Oil prices have increased after crude inventories in the US rose by ten million barrels, which is less than expected. According to Reuters, West Texas Intermediate (WTI) futures were trading at $14.24 a barrel, a 27% gain over the first two days of this week.
Meanwhile, Brent crude LCOc1 futures rose by $0.93 to $21.39 a barrel at 0233 GMT. Data released by industry group American Petroleum Institute (API) has highlighted an increase in US crude stocks to 510 million barrels in the week that ended on 24 April.
Expectations that demand would increase as some of the European nations and the US cities moved to ease Covid-19 lockdowns, also supported oil prices.

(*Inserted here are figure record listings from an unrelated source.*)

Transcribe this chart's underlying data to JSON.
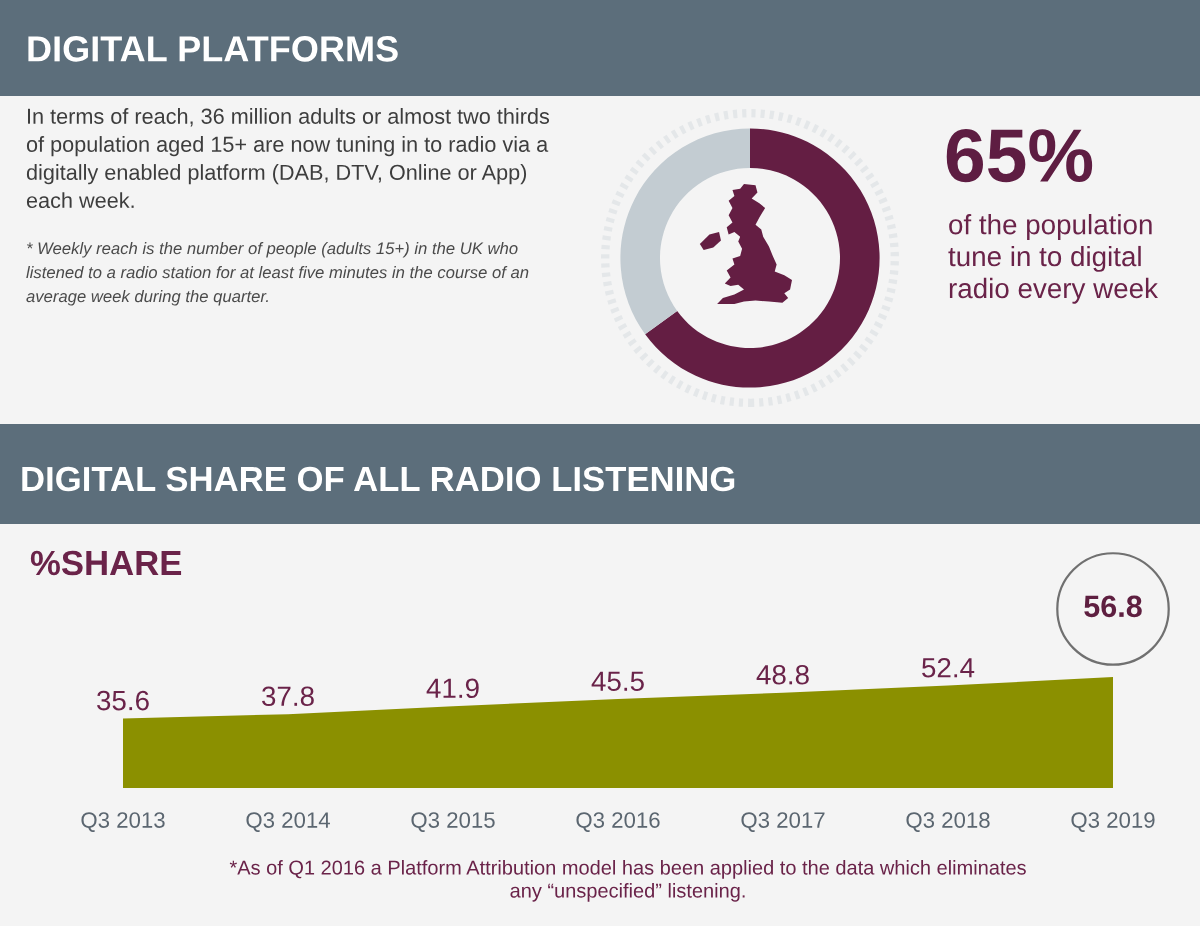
{
  "chart_data": [
    {
      "type": "donut",
      "title": "DIGITAL PLATFORMS",
      "categories": [
        null,
        null
      ],
      "values": [
        65,
        35
      ],
      "colors": [
        "#641e43",
        "#c3ccd2"
      ],
      "annotations": [
        "In terms of reach, 36 million adults or almost two thirds\nof population aged 15+ are now tuning in to radio via a\ndigitally enabled platform (DAB, DTV, Online or App)\neach week.",
        "* Weekly reach is the number of people (adults 15+) in the UK who\nlistened to a radio station for at least five minutes in the course of an\naverage week during the quarter.",
        "65%",
        "of the population\ntune in to digital\nradio every week"
      ]
    },
    {
      "type": "area",
      "title": "DIGITAL SHARE OF ALL RADIO LISTENING",
      "subtitle": "%SHARE",
      "categories": [
        "Q3 2013",
        "Q3 2014",
        "Q3 2015",
        "Q3 2016",
        "Q3 2017",
        "Q3 2018",
        "Q3 2019"
      ],
      "values": [
        35.6,
        37.8,
        41.9,
        45.5,
        48.8,
        52.4,
        56.8
      ],
      "color": "#8b9000",
      "value_labels": [
        "35.6",
        "37.8",
        "41.9",
        "45.5",
        "48.8",
        "52.4",
        null
      ],
      "tick_labels": "x",
      "annotations": [
        {
          "text": "56.8",
          "x": "Q3 2019",
          "y": 56.8
        },
        "*As of Q1 2016 a Platform Attribution model has been applied to the data which eliminates\nany “unspecified” listening."
      ]
    }
  ]
}
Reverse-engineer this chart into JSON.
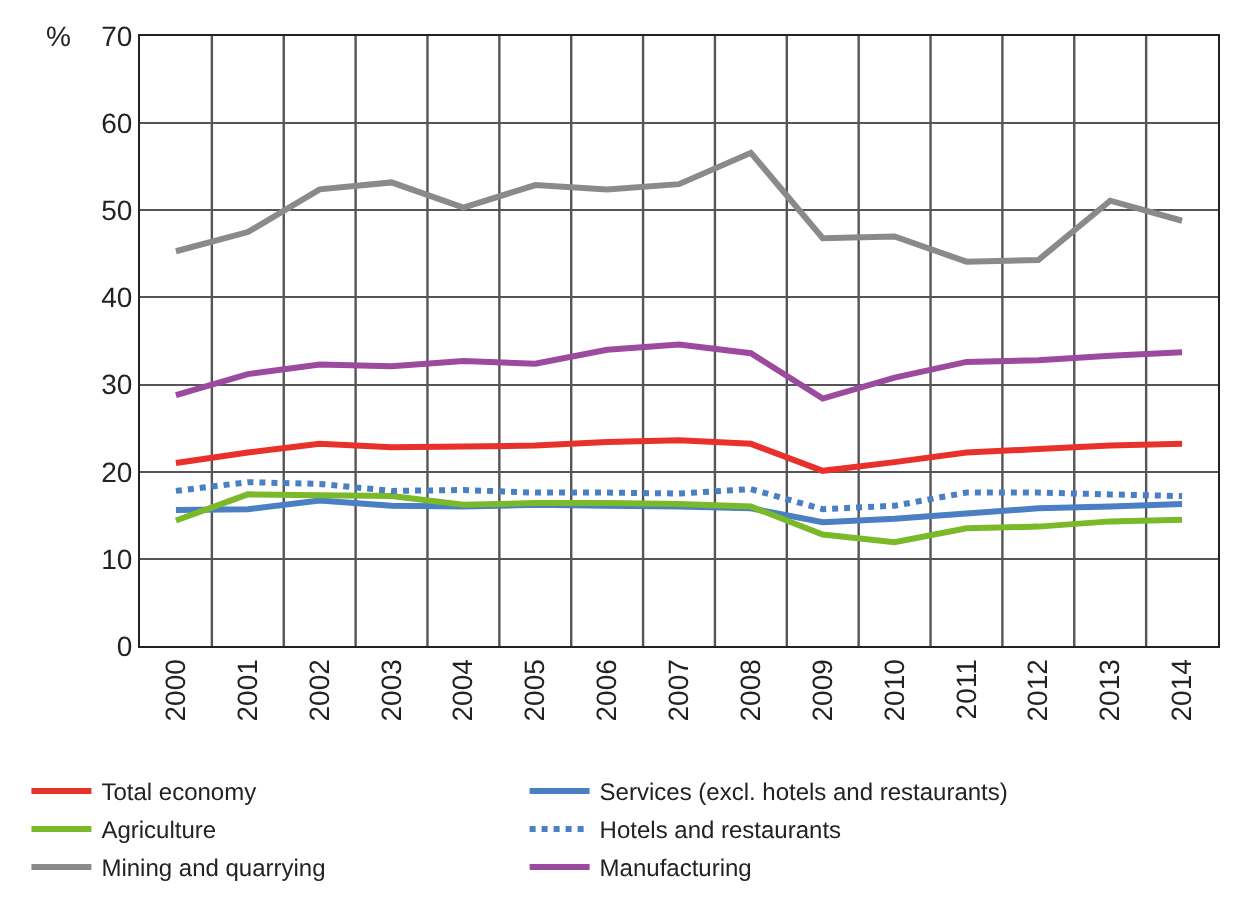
{
  "chart_data": {
    "type": "line",
    "ylabel": "%",
    "categories": [
      "2000",
      "2001",
      "2002",
      "2003",
      "2004",
      "2005",
      "2006",
      "2007",
      "2008",
      "2009",
      "2010",
      "2011",
      "2012",
      "2013",
      "2014"
    ],
    "ylim": [
      0,
      70
    ],
    "yticks": [
      0,
      10,
      20,
      30,
      40,
      50,
      60,
      70
    ],
    "grid": true,
    "legend": "bottom",
    "marker": "none",
    "line_style": "solid",
    "series": [
      {
        "name": "Total economy",
        "color": "#e8312a",
        "values": [
          21,
          22.2,
          23.2,
          22.8,
          22.9,
          23,
          23.4,
          23.6,
          23.2,
          20.1,
          21.1,
          22.2,
          22.6,
          23,
          23.2
        ]
      },
      {
        "name": "Services (excl. hotels and restaurants)",
        "color": "#4a7fc4",
        "values": [
          15.6,
          15.7,
          16.7,
          16.1,
          16,
          16.2,
          16.1,
          16,
          15.8,
          14.2,
          14.6,
          15.2,
          15.8,
          16,
          16.3
        ]
      },
      {
        "name": "Agriculture",
        "color": "#7ab929",
        "values": [
          14.4,
          17.4,
          17.3,
          17.2,
          16.2,
          16.4,
          16.4,
          16.3,
          16,
          12.8,
          11.9,
          13.5,
          13.7,
          14.3,
          14.5
        ]
      },
      {
        "name": "Hotels and restaurants",
        "color": "#4a7fc4",
        "line_style": "dotted",
        "values": [
          17.8,
          18.8,
          18.6,
          17.8,
          17.9,
          17.6,
          17.6,
          17.5,
          18,
          15.7,
          16.1,
          17.6,
          17.6,
          17.4,
          17.2
        ]
      },
      {
        "name": "Mining and quarrying",
        "color": "#8a8a8a",
        "values": [
          45.3,
          47.5,
          52.4,
          53.2,
          50.3,
          52.9,
          52.4,
          53,
          56.6,
          46.8,
          47,
          44.1,
          44.3,
          51.1,
          48.8
        ]
      },
      {
        "name": "Manufacturing",
        "color": "#9b4a9e",
        "values": [
          28.8,
          31.2,
          32.3,
          32.1,
          32.7,
          32.4,
          34,
          34.6,
          33.6,
          28.4,
          30.8,
          32.6,
          32.8,
          33.3,
          33.7
        ]
      }
    ]
  }
}
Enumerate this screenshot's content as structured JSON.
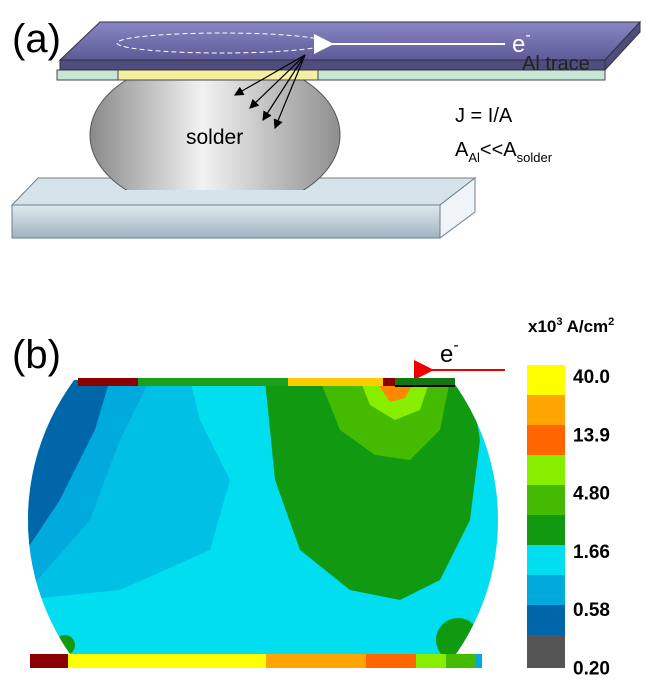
{
  "panel_a": {
    "label": "(a)",
    "electron": "e",
    "electron_charge": "-",
    "trace_label": "Al trace",
    "solder_label": "solder",
    "equation": "J = I/A",
    "inequality": {
      "left": "A",
      "left_sub": "Al",
      "middle": "<<A",
      "right_sub": "solder"
    }
  },
  "panel_b": {
    "label": "(b)",
    "electron": "e",
    "electron_charge": "-",
    "colorbar": {
      "title": "x10",
      "title_exp": "3",
      "title_unit": " A/cm",
      "title_unit_exp": "2",
      "labels": [
        "40.0",
        "13.9",
        "4.80",
        "1.66",
        "0.58",
        "0.20"
      ]
    }
  }
}
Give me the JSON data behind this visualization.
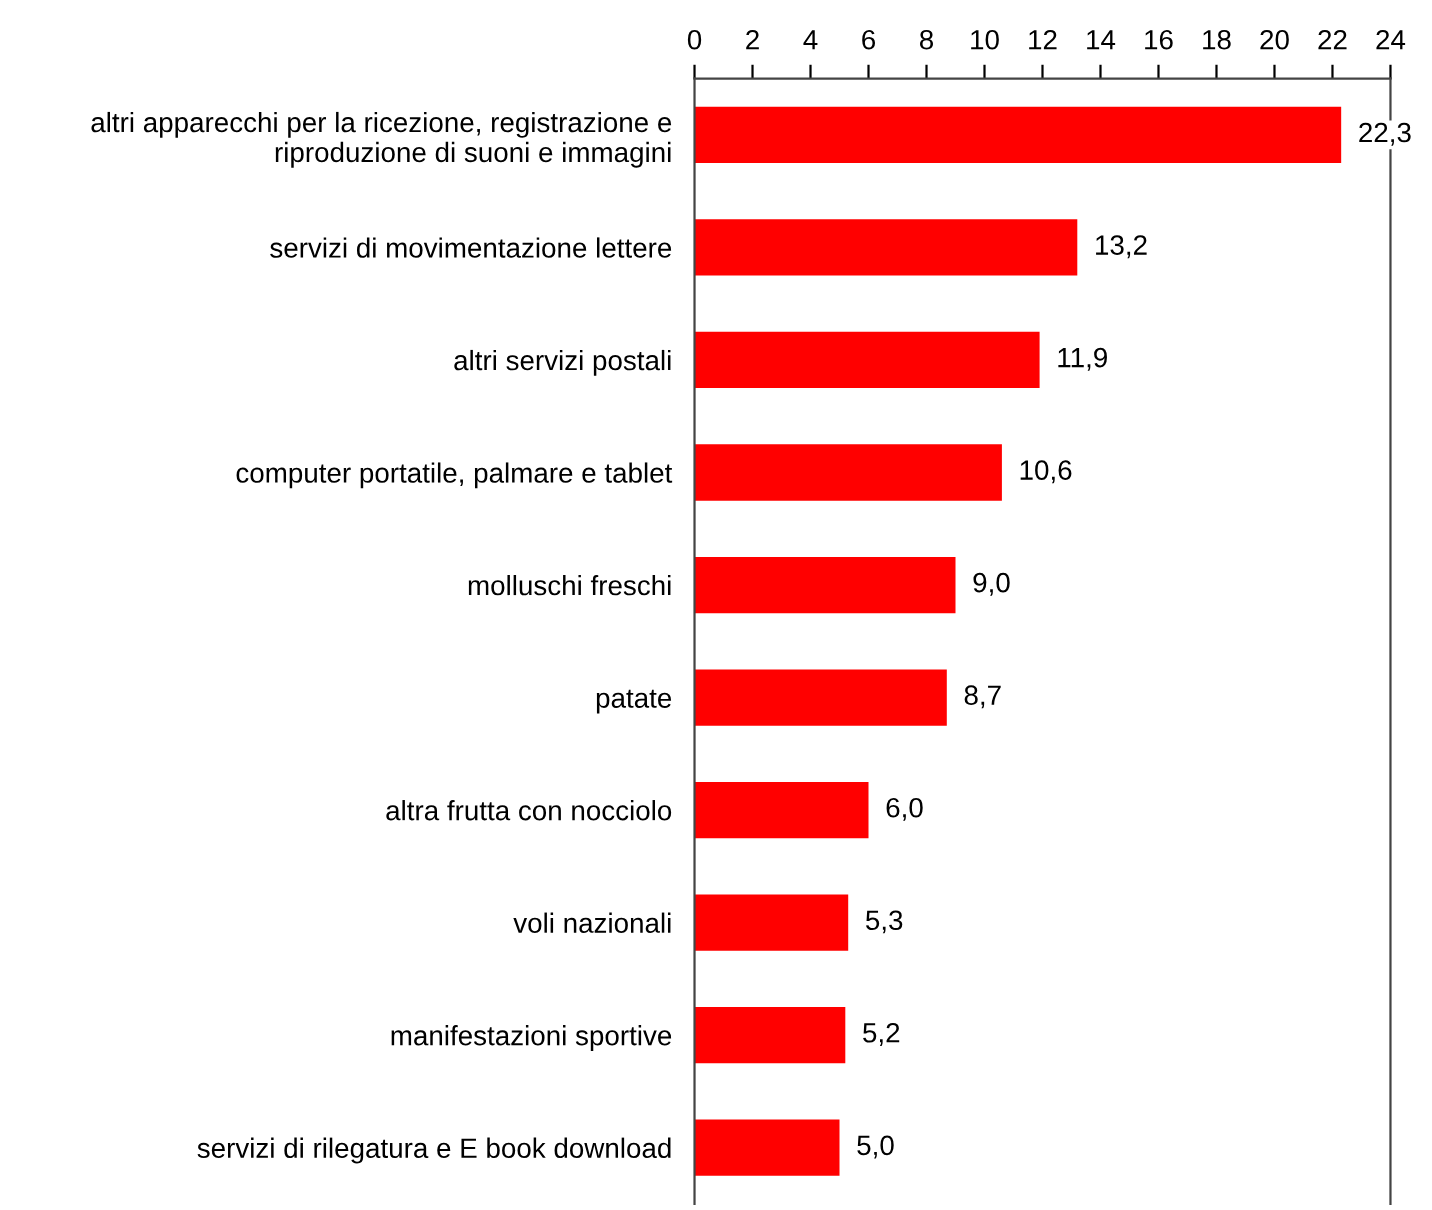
{
  "chart_data": {
    "type": "bar",
    "orientation": "horizontal",
    "categories": [
      "altri apparecchi per la ricezione, registrazione e\nriproduzione di suoni e immagini",
      "servizi di movimentazione lettere",
      "altri servizi postali",
      "computer portatile, palmare e tablet",
      "molluschi freschi",
      "patate",
      "altra frutta con nocciolo",
      "voli nazionali",
      "manifestazioni sportive",
      "servizi di rilegatura e E book download"
    ],
    "values": [
      22.3,
      13.2,
      11.9,
      10.6,
      9.0,
      8.7,
      6.0,
      5.3,
      5.2,
      5.0
    ],
    "value_labels": [
      "22,3",
      "13,2",
      "11,9",
      "10,6",
      "9,0",
      "8,7",
      "6,0",
      "5,3",
      "5,2",
      "5,0"
    ],
    "color": "#ff0000",
    "xlim": [
      0,
      24
    ],
    "xticks": [
      0,
      2,
      4,
      6,
      8,
      10,
      12,
      14,
      16,
      18,
      20,
      22,
      24
    ],
    "grid": false,
    "legend": false
  }
}
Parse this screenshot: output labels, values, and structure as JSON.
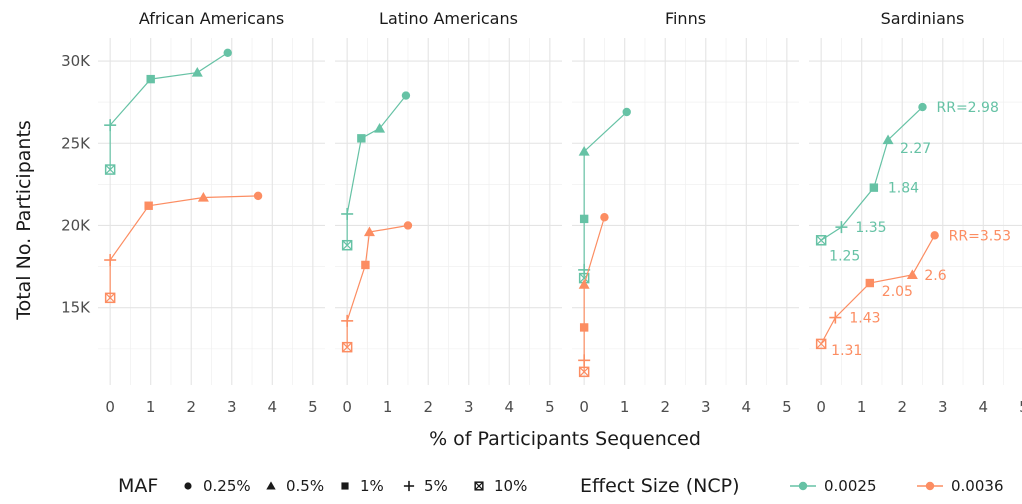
{
  "chart_data": {
    "type": "line",
    "facets": [
      {
        "name": "African Americans",
        "series": [
          {
            "effect": "0.0025",
            "points": [
              {
                "maf": "10%",
                "x": 0,
                "y": 23400
              },
              {
                "maf": "5%",
                "x": 0,
                "y": 26100
              },
              {
                "maf": "1%",
                "x": 1.0,
                "y": 28900
              },
              {
                "maf": "0.5%",
                "x": 2.15,
                "y": 29300
              },
              {
                "maf": "0.25%",
                "x": 2.9,
                "y": 30500
              }
            ]
          },
          {
            "effect": "0.0036",
            "points": [
              {
                "maf": "10%",
                "x": 0,
                "y": 15600
              },
              {
                "maf": "5%",
                "x": 0,
                "y": 17900
              },
              {
                "maf": "1%",
                "x": 0.95,
                "y": 21200
              },
              {
                "maf": "0.5%",
                "x": 2.3,
                "y": 21700
              },
              {
                "maf": "0.25%",
                "x": 3.65,
                "y": 21800
              }
            ]
          }
        ],
        "labels": []
      },
      {
        "name": "Latino Americans",
        "series": [
          {
            "effect": "0.0025",
            "points": [
              {
                "maf": "10%",
                "x": 0,
                "y": 18800
              },
              {
                "maf": "5%",
                "x": 0,
                "y": 20700
              },
              {
                "maf": "1%",
                "x": 0.35,
                "y": 25300
              },
              {
                "maf": "0.5%",
                "x": 0.8,
                "y": 25900
              },
              {
                "maf": "0.25%",
                "x": 1.45,
                "y": 27900
              }
            ]
          },
          {
            "effect": "0.0036",
            "points": [
              {
                "maf": "10%",
                "x": 0,
                "y": 12600
              },
              {
                "maf": "5%",
                "x": 0,
                "y": 14200
              },
              {
                "maf": "1%",
                "x": 0.45,
                "y": 17600
              },
              {
                "maf": "0.5%",
                "x": 0.55,
                "y": 19600
              },
              {
                "maf": "0.25%",
                "x": 1.5,
                "y": 20000
              }
            ]
          }
        ],
        "labels": []
      },
      {
        "name": "Finns",
        "series": [
          {
            "effect": "0.0025",
            "points": [
              {
                "maf": "10%",
                "x": 0,
                "y": 16800
              },
              {
                "maf": "5%",
                "x": 0,
                "y": 17300
              },
              {
                "maf": "1%",
                "x": 0,
                "y": 20400
              },
              {
                "maf": "0.5%",
                "x": 0,
                "y": 24500
              },
              {
                "maf": "0.25%",
                "x": 1.05,
                "y": 26900
              }
            ]
          },
          {
            "effect": "0.0036",
            "points": [
              {
                "maf": "10%",
                "x": 0,
                "y": 11100
              },
              {
                "maf": "5%",
                "x": 0,
                "y": 11800
              },
              {
                "maf": "1%",
                "x": 0,
                "y": 13800
              },
              {
                "maf": "0.5%",
                "x": 0,
                "y": 16400
              },
              {
                "maf": "0.25%",
                "x": 0.5,
                "y": 20500
              }
            ]
          }
        ],
        "labels": []
      },
      {
        "name": "Sardinians",
        "series": [
          {
            "effect": "0.0025",
            "points": [
              {
                "maf": "10%",
                "x": 0,
                "y": 19100
              },
              {
                "maf": "5%",
                "x": 0.5,
                "y": 19900
              },
              {
                "maf": "1%",
                "x": 1.3,
                "y": 22300
              },
              {
                "maf": "0.5%",
                "x": 1.65,
                "y": 25200
              },
              {
                "maf": "0.25%",
                "x": 2.5,
                "y": 27200
              }
            ]
          },
          {
            "effect": "0.0036",
            "points": [
              {
                "maf": "10%",
                "x": 0,
                "y": 12800
              },
              {
                "maf": "5%",
                "x": 0.35,
                "y": 14400
              },
              {
                "maf": "1%",
                "x": 1.2,
                "y": 16500
              },
              {
                "maf": "0.5%",
                "x": 2.25,
                "y": 17000
              },
              {
                "maf": "0.25%",
                "x": 2.8,
                "y": 19400
              }
            ]
          }
        ],
        "labels": [
          {
            "effect": "0.0025",
            "maf": "0.25%",
            "text": "RR=2.98"
          },
          {
            "effect": "0.0025",
            "maf": "0.5%",
            "text": "2.27"
          },
          {
            "effect": "0.0025",
            "maf": "1%",
            "text": "1.84"
          },
          {
            "effect": "0.0025",
            "maf": "5%",
            "text": "1.35"
          },
          {
            "effect": "0.0025",
            "maf": "10%",
            "text": "1.25"
          },
          {
            "effect": "0.0036",
            "maf": "0.25%",
            "text": "RR=3.53"
          },
          {
            "effect": "0.0036",
            "maf": "0.5%",
            "text": "2.6"
          },
          {
            "effect": "0.0036",
            "maf": "1%",
            "text": "2.05"
          },
          {
            "effect": "0.0036",
            "maf": "5%",
            "text": "1.43"
          },
          {
            "effect": "0.0036",
            "maf": "10%",
            "text": "1.31"
          }
        ]
      }
    ],
    "x_axis": {
      "title": "% of Participants Sequenced",
      "range": [
        -0.3,
        5.3
      ],
      "ticks": [
        0,
        1,
        2,
        3,
        4,
        5
      ],
      "tick_labels": [
        "0",
        "1",
        "2",
        "3",
        "4",
        "5"
      ],
      "last_panel_tick_labels": [
        "0",
        "1",
        "2",
        "3",
        "4",
        "5"
      ]
    },
    "y_axis": {
      "title": "Total No. Participants",
      "range": [
        10300,
        31400
      ],
      "ticks": [
        15000,
        20000,
        25000,
        30000
      ],
      "tick_labels": [
        "15K",
        "20K",
        "25K",
        "30K"
      ]
    },
    "grid": true,
    "legend": {
      "position": "bottom",
      "shape": {
        "title": "MAF",
        "items": [
          {
            "label": "0.25%",
            "shape": "circle"
          },
          {
            "label": "0.5%",
            "shape": "triangle"
          },
          {
            "label": "1%",
            "shape": "square"
          },
          {
            "label": "5%",
            "shape": "plus"
          },
          {
            "label": "10%",
            "shape": "boxed-x"
          }
        ]
      },
      "color": {
        "title": "Effect Size (NCP)",
        "items": [
          {
            "label": "0.0025",
            "color": "#66c2a5"
          },
          {
            "label": "0.0036",
            "color": "#fc8d62"
          }
        ]
      }
    },
    "colors": {
      "0.0025": "#66c2a5",
      "0.0036": "#fc8d62"
    }
  }
}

National Australia Bank Melbourne commodity research head Lachlan Shaw was quoted by the news agency as saying: “It’s a little bit of good news that maybe storages aren’t filling quite as quickly in the US as you would have thought.”
Regulators in Texas, US are set to hold a vote on 5 May on whether to enact output cuts. Furthermore, North Dakota and Oklahoma officials are examining several ways to enable legal output cuts.
That would add to production cuts of 9.7 million bpd agreed by the OPEC+ Group, or about 10% of global production, which will take effect from next month.
Shaw further added: “The other thing coming through is more detail and a louder groundswell towards plans for removing COVID restrictions, particularly in Europe — in countries like Spain, France, Austria and Switzerland. That’s going to see demand pick up.”